人事院と民調作業方針をめぐって交渉
人事院は、本年の民間給与実態調査に関する方針が固まったとして、賃金・労働条件専門委員会にその骨格を示した。
冒頭、増尾職員団体審議官付参事官は、以下の通り基本的な骨格を明らかにした。
1.調査期間
4月25日(月)から開始し、6月17日(金)までの54日間
企業担当者にできる限り調査にご協力頂けるよう、前年と同様に、早期に調査を開始した上で、調査期間を例年よりも長く設定した。
2.調査対象事業所
昨年と同様に、国・地方の公務、外国政府、国際機関等を除く民間の全ての産業の中で、企業規模50人以上でかつ事業所規模50人以上の事業所数約54,900所(昨年約54,200所)のうちから、層化無作為抽出法により抽出した約11,800所(昨年約11,800所)である。なお、新型コロナウイルス感染症を巡る医療現場の厳しい環境に鑑み、前々年、前年に引き続き、病院は調査対象とはしないこととした。
3.調査の方法
人事院と、47都道府県、20政令指定都市、特別区及び和歌山市の69人事委員会が分担して実施する。調査員による実地調査を基本としつつ、必要に応じて対面によらない方法、具体的には、郵送や電子メール、オンラインによる調査等も活用する。なお、調査員には、マスクの着用、検温の実施、体調不良時の訪問の見合わせ等の感染予防策を徹底する。調査員は約1,100人である。
4.調査のカバレッジ(網羅率)
今年の調査対象事業所を抽出する基礎となっている全国の母集団事業所約54,900事業所についてみると、平成28年経済センサス-活動調査(総務省調査)における、従業員数(正社員)の占める割合は、6割(65.6%)を超えている。
5.調査の内容
事業所単位で行う調査事項について、具体的には、①賞与及び臨時給与の支給総額と毎月きまって支給する給与の支給総額、②本年の給与改定等の状況(ベース改定の状況、定期昇給の状況、賞与の支給状況等)、③諸手当の支給状況(家族手当の支給状況、在宅勤務関連手当の支給状況等)、④高齢者雇用施策の状況(一定年齢到達時に常勤従業員の給与を減額する仕組み等)、について調査する。
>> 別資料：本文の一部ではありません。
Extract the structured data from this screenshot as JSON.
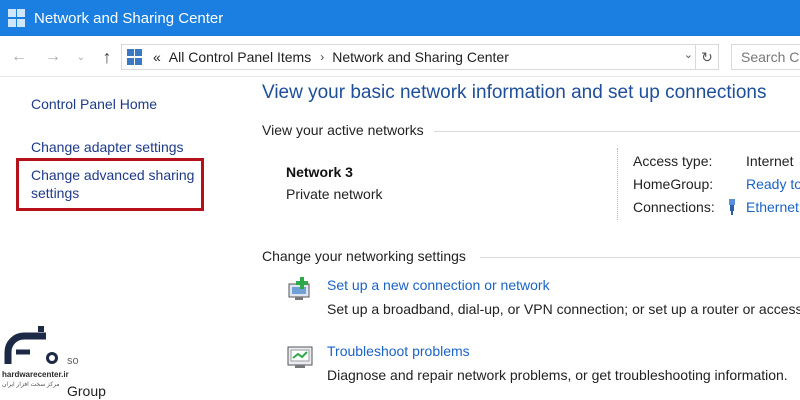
{
  "window": {
    "title": "Network and Sharing Center"
  },
  "nav": {
    "back_icon": "back-arrow-icon",
    "forward_icon": "forward-arrow-icon",
    "recent_icon": "chevron-down-icon",
    "up_icon": "up-arrow-icon",
    "address": {
      "overflow": "«",
      "crumbs": [
        "All Control Panel Items",
        "Network and Sharing Center"
      ],
      "separator": "›"
    },
    "refresh_icon": "refresh-icon",
    "search_placeholder": "Search Co"
  },
  "sidebar": {
    "items": [
      {
        "label": "Control Panel Home"
      },
      {
        "label": "Change adapter settings"
      },
      {
        "label": "Change advanced sharing settings",
        "line1": "Change advanced sharing",
        "line2": "settings"
      }
    ],
    "partial_labels": [
      "so",
      "Group"
    ]
  },
  "main": {
    "heading": "View your basic network information and set up connections",
    "active_networks": {
      "section_label": "View your active networks",
      "network_name": "Network  3",
      "network_type": "Private network",
      "props": [
        {
          "label": "Access type:",
          "value": "Internet",
          "link": false
        },
        {
          "label": "HomeGroup:",
          "value": "Ready to",
          "link": true
        },
        {
          "label": "Connections:",
          "value": "Ethernet",
          "link": true,
          "icon": "ethernet-icon"
        }
      ]
    },
    "settings": {
      "section_label": "Change your networking settings",
      "tasks": [
        {
          "icon": "new-connection-icon",
          "link": "Set up a new connection or network",
          "desc": "Set up a broadband, dial-up, or VPN connection; or set up a router or access"
        },
        {
          "icon": "troubleshoot-icon",
          "link": "Troubleshoot problems",
          "desc": "Diagnose and repair network problems, or get troubleshooting information."
        }
      ]
    }
  },
  "watermark": {
    "name": "hardwarecenter.ir",
    "tagline": "مرکز سخت افزار ایران"
  },
  "colors": {
    "titlebar": "#1a7fe0",
    "link": "#1a63c6",
    "heading": "#1e4e9a",
    "highlight": "#b4111b"
  }
}
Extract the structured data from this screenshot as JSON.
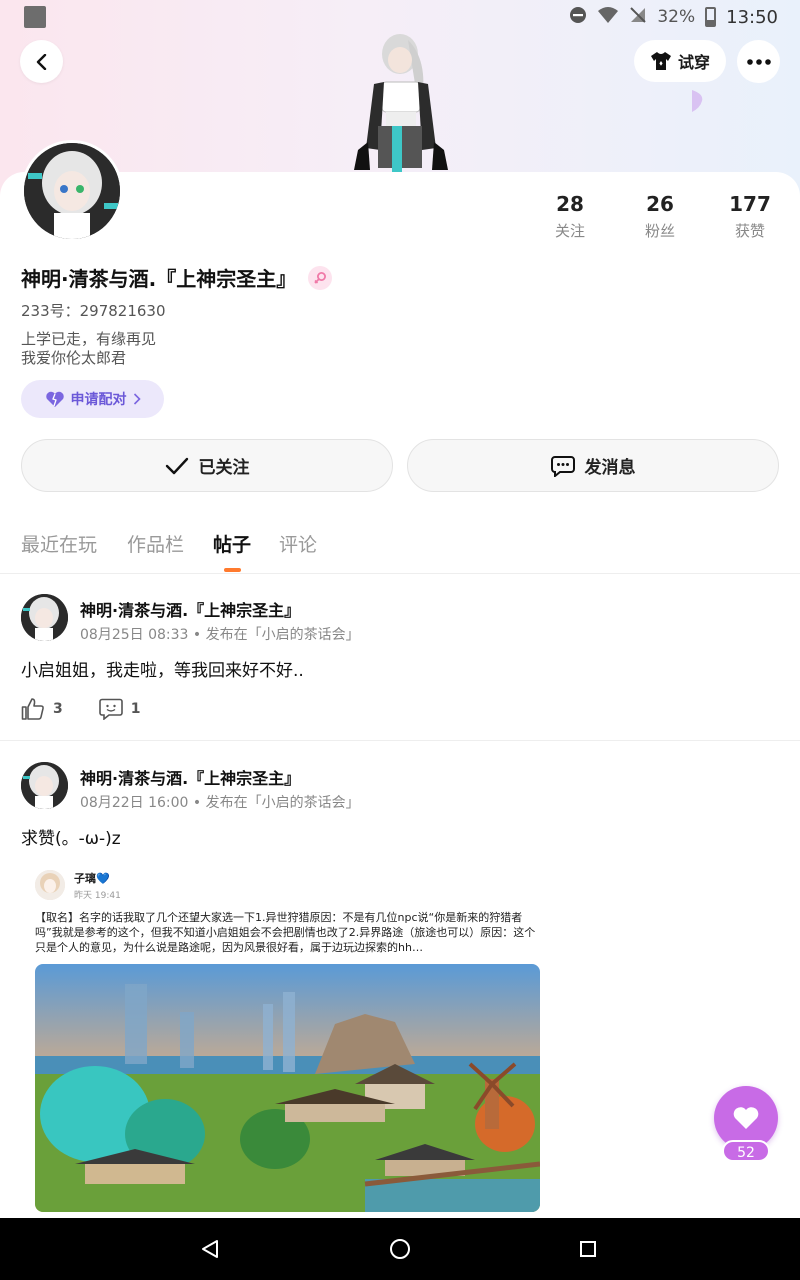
{
  "status_bar": {
    "battery": "32%",
    "time": "13:50"
  },
  "header": {
    "tryon_label": "试穿"
  },
  "profile": {
    "name": "神明·清茶与酒.『上神宗圣主』",
    "uid": "233号：297821630",
    "bio_line1": "上学已走，有缘再见",
    "bio_line2": "我爱你伦太郎君",
    "pair_label": "申请配对",
    "stats": [
      {
        "value": "28",
        "label": "关注"
      },
      {
        "value": "26",
        "label": "粉丝"
      },
      {
        "value": "177",
        "label": "获赞"
      }
    ],
    "follow_label": "已关注",
    "message_label": "发消息"
  },
  "tabs": [
    {
      "label": "最近在玩",
      "active": false
    },
    {
      "label": "作品栏",
      "active": false
    },
    {
      "label": "帖子",
      "active": true
    },
    {
      "label": "评论",
      "active": false
    }
  ],
  "posts": [
    {
      "author": "神明·清茶与酒.『上神宗圣主』",
      "meta": "08月25日 08:33 • 发布在「小启的茶话会」",
      "text": "小启姐姐，我走啦，等我回来好不好..",
      "likes": "3",
      "comments": "1"
    },
    {
      "author": "神明·清茶与酒.『上神宗圣主』",
      "meta": "08月22日 16:00 • 发布在「小启的茶话会」",
      "text": "求赞(。-ω-)z"
    }
  ],
  "embed": {
    "user": "子璃💙",
    "time": "昨天 19:41",
    "text": "【取名】名字的话我取了几个还望大家选一下1.异世狩猎原因：不是有几位npc说“你是新来的狩猎者吗”我就是参考的这个，但我不知道小启姐姐会不会把剧情也改了2.异界路途（旅途也可以）原因：这个只是个人的意见，为什么说是路途呢，因为风景很好看，属于边玩边探索的hh…"
  },
  "fab": {
    "count": "52"
  }
}
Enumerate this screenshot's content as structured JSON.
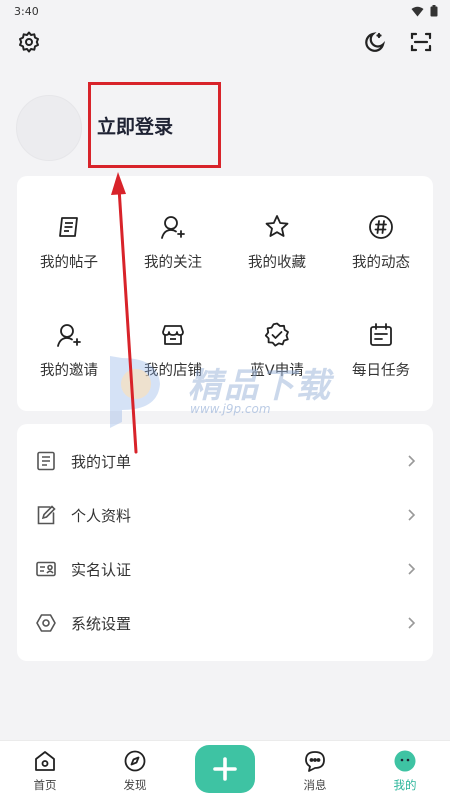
{
  "status_bar": {
    "time": "3:40"
  },
  "profile": {
    "login_label": "立即登录"
  },
  "grid": [
    {
      "label": "我的帖子",
      "icon": "post-icon"
    },
    {
      "label": "我的关注",
      "icon": "follow-user-icon"
    },
    {
      "label": "我的收藏",
      "icon": "star-icon"
    },
    {
      "label": "我的动态",
      "icon": "hashtag-icon"
    },
    {
      "label": "我的邀请",
      "icon": "invite-user-icon"
    },
    {
      "label": "我的店铺",
      "icon": "store-icon"
    },
    {
      "label": "蓝V申请",
      "icon": "verified-badge-icon"
    },
    {
      "label": "每日任务",
      "icon": "calendar-task-icon"
    }
  ],
  "list": [
    {
      "label": "我的订单",
      "icon": "order-list-icon"
    },
    {
      "label": "个人资料",
      "icon": "edit-profile-icon"
    },
    {
      "label": "实名认证",
      "icon": "id-card-icon"
    },
    {
      "label": "系统设置",
      "icon": "settings-hex-icon"
    }
  ],
  "watermark": {
    "text": "精品下载",
    "url": "www.j9p.com"
  },
  "bottom_nav": {
    "home": "首页",
    "discover": "发现",
    "messages": "消息",
    "me": "我的"
  },
  "colors": {
    "accent": "#3ec3a3",
    "annotation": "#d8232a"
  }
}
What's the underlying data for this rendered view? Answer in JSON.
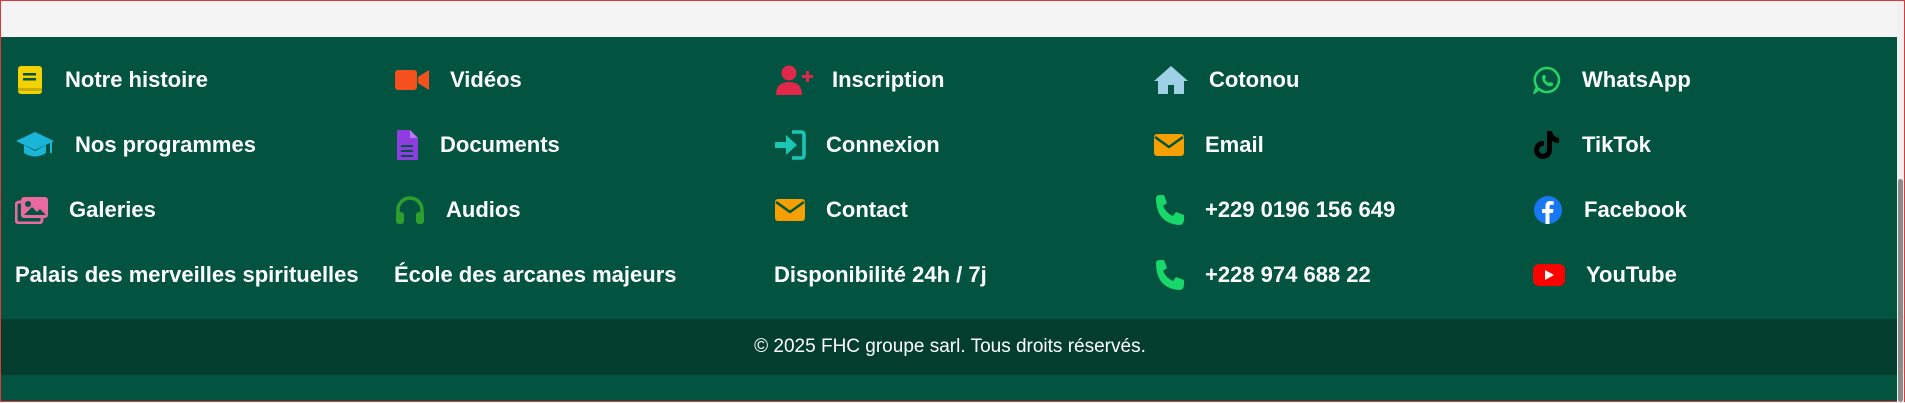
{
  "columns": [
    {
      "items": [
        {
          "label": "Notre histoire",
          "icon": "book-icon",
          "color": "#f2d200"
        },
        {
          "label": "Nos programmes",
          "icon": "graduation-cap-icon",
          "color": "#1ab6d9"
        },
        {
          "label": "Galeries",
          "icon": "images-icon",
          "color": "#e86aa0"
        },
        {
          "label": "Palais des merveilles spirituelles",
          "icon": "",
          "color": ""
        }
      ]
    },
    {
      "items": [
        {
          "label": "Vidéos",
          "icon": "video-icon",
          "color": "#f4511e"
        },
        {
          "label": "Documents",
          "icon": "document-icon",
          "color": "#8e3de0"
        },
        {
          "label": "Audios",
          "icon": "headphones-icon",
          "color": "#2e9e2e"
        },
        {
          "label": "École des arcanes majeurs",
          "icon": "",
          "color": ""
        }
      ]
    },
    {
      "items": [
        {
          "label": "Inscription",
          "icon": "user-plus-icon",
          "color": "#e0284a"
        },
        {
          "label": "Connexion",
          "icon": "sign-in-icon",
          "color": "#1bc6b4"
        },
        {
          "label": "Contact",
          "icon": "envelope-icon",
          "color": "#f5a000"
        },
        {
          "label": "Disponibilité 24h / 7j",
          "icon": "",
          "color": ""
        }
      ]
    },
    {
      "items": [
        {
          "label": "Cotonou",
          "icon": "home-icon",
          "color": "#9fd1e6"
        },
        {
          "label": "Email",
          "icon": "envelope-icon",
          "color": "#f5a000"
        },
        {
          "label": "+229 0196 156 649",
          "icon": "phone-icon",
          "color": "#18d86a"
        },
        {
          "label": "+228 974 688 22",
          "icon": "phone-icon",
          "color": "#18d86a"
        }
      ]
    },
    {
      "items": [
        {
          "label": "WhatsApp",
          "icon": "whatsapp-icon",
          "color": "#25d366"
        },
        {
          "label": "TikTok",
          "icon": "tiktok-icon",
          "color": "#000000"
        },
        {
          "label": "Facebook",
          "icon": "facebook-icon",
          "color": "#1877f2"
        },
        {
          "label": "YouTube",
          "icon": "youtube-icon",
          "color": "#ff0000"
        }
      ]
    }
  ],
  "footer": {
    "copyright": "© 2025 FHC groupe sarl. Tous droits réservés."
  },
  "colors": {
    "footer_bg": "#025440",
    "bottom_bar_bg": "#023d2e",
    "text": "#ffffff"
  }
}
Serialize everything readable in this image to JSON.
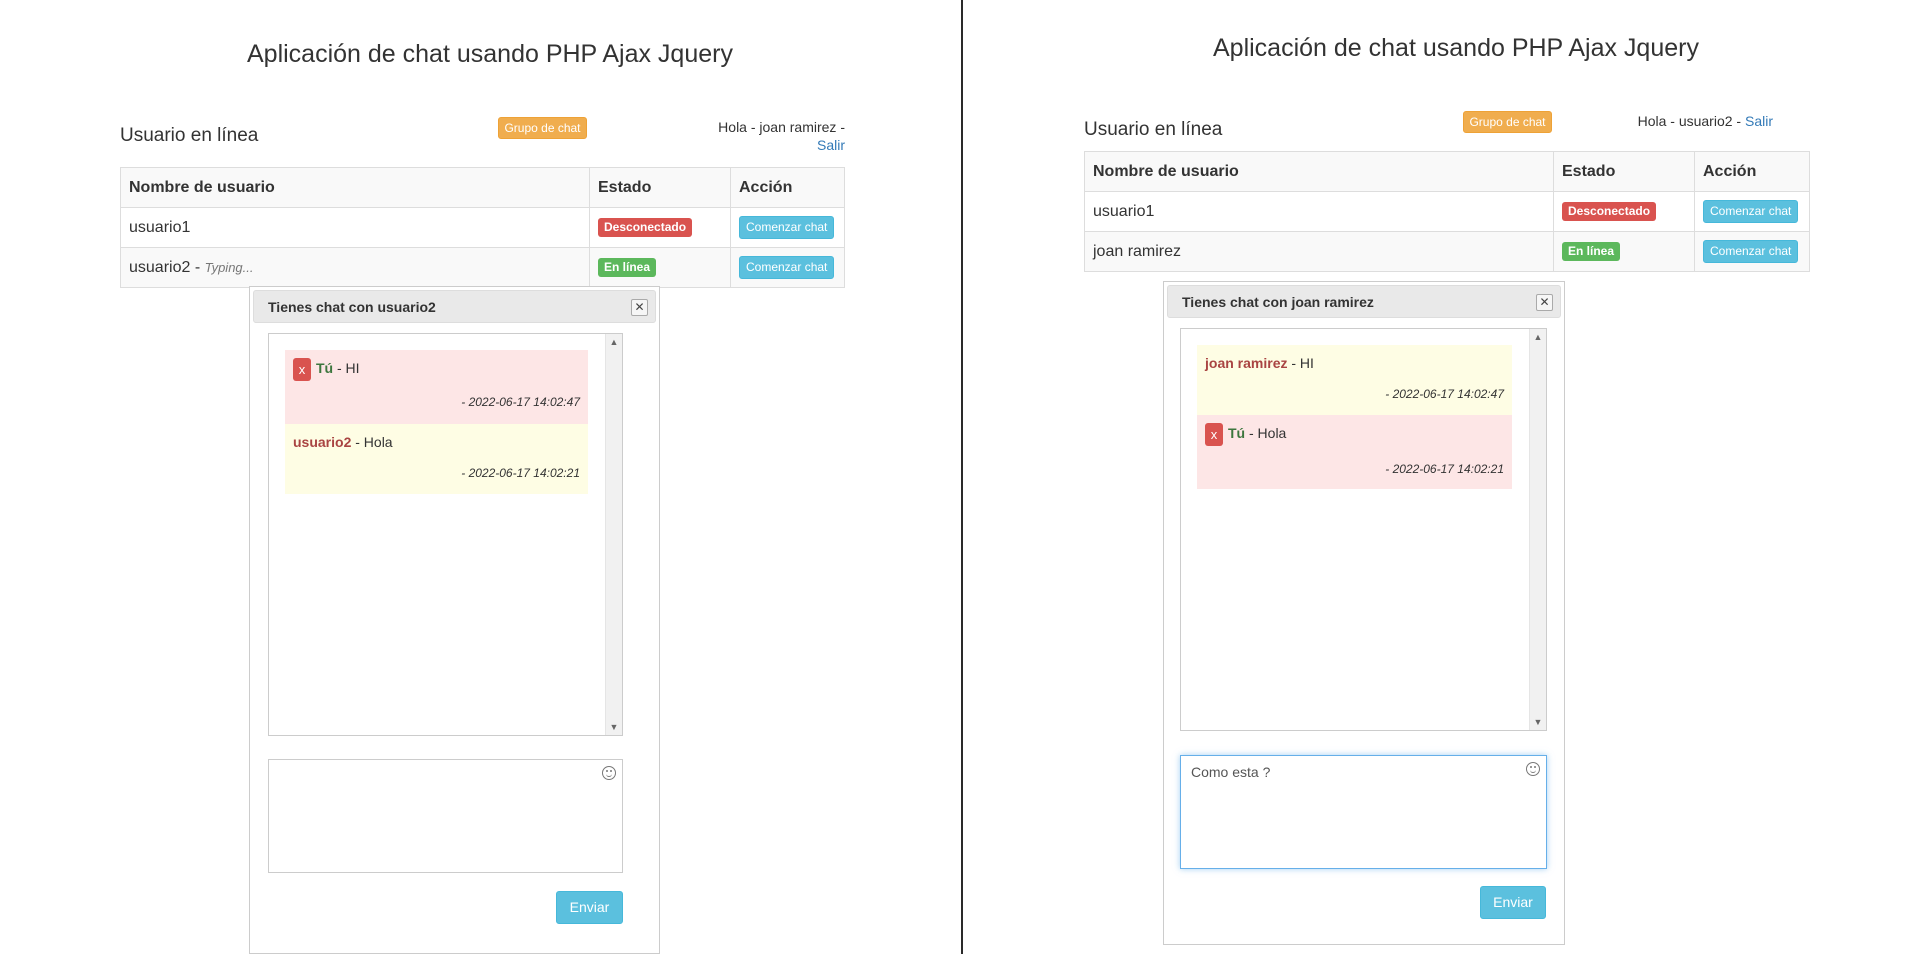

調査内容は基本的には例年と同様であるが、昨年調査を行った「在宅勤務者に対する通勤手当等の状況」を変更し、「在宅勤務関連手当の支給状況等」について調査することとした。これは、昨年8月の給与に関する報告において、テレワークに関する給与面での対応について人事院として研究を進めていく旨述べたことを踏まえ、昨年に引き続き、民間における在宅勤務関連手当の支給状況等を把握するため調査することとしたもの。なお、民間の動向をより詳細に把握するため、本年の調査では支給の要件や支給額についても調査することとしている。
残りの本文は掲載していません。